A Short Post About Victorian Divorce Law

No, wait! Don’t go. It’s more interesting than it sounds.

Did you know that, before the Matrimonial Causes Act changed everything in 1857, it was almost impossible to get a divorce in England? Miserable couples back then needed an act of parliament before they could get shot of each other, and that cost way more money than most people had.

Even after civil divorce became possible in 1857, the genders weren’t treated equally. A man could sue his wife on the grounds of adultery, but a woman couldn’t divorce her husband for adultery alone. She needed additional grounds, such as desertion, cruelty, incest, or criminal conduct like buggery or bigamy (say that ten times fast).
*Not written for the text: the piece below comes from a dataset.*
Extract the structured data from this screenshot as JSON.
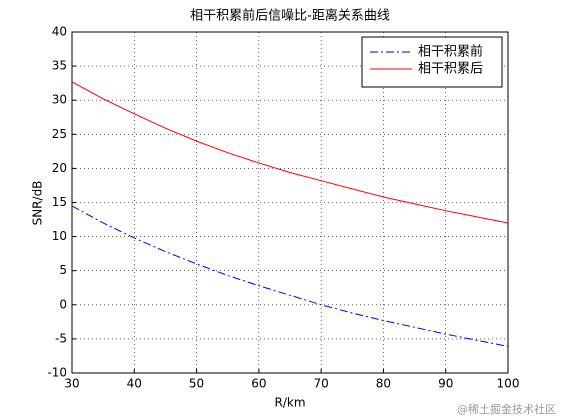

Neither could she be sure of hanging onto her property. Until 1882 and the passing of the Married Women’s Property Act, most of a woman’s property and/or earnings became her husband’s (though there were ways of tying things up if a woman had a good lawyer and canny guardians). In fact, in the eyes of the law, a woman wasn’t really a person, separate from her husband; she couldn’t be forced to testify against him in court, and he was responsible for her debts as though they were his own.

At least, that’s my understanding based on the research I’ve done. And that’s the problem. You see, the criticism that comes up the most when people read Ruled by Desire is to do with historical divorce law. Either the critter is sure divorce was harder than I depict it, or they’re sure the law must have been fairer.

It’s a funny thing, what we think we know about history. I bet, for everything I’m right about, I have a misconception or mistake about something else. (Please let me know in comments if i have any facts wrong here). My main worry is always: Am I being clear enough? How do I be clear about the facts without sending my readers (largely imaginary at this point) off to sleep? And what if I’m the one who’s wrong?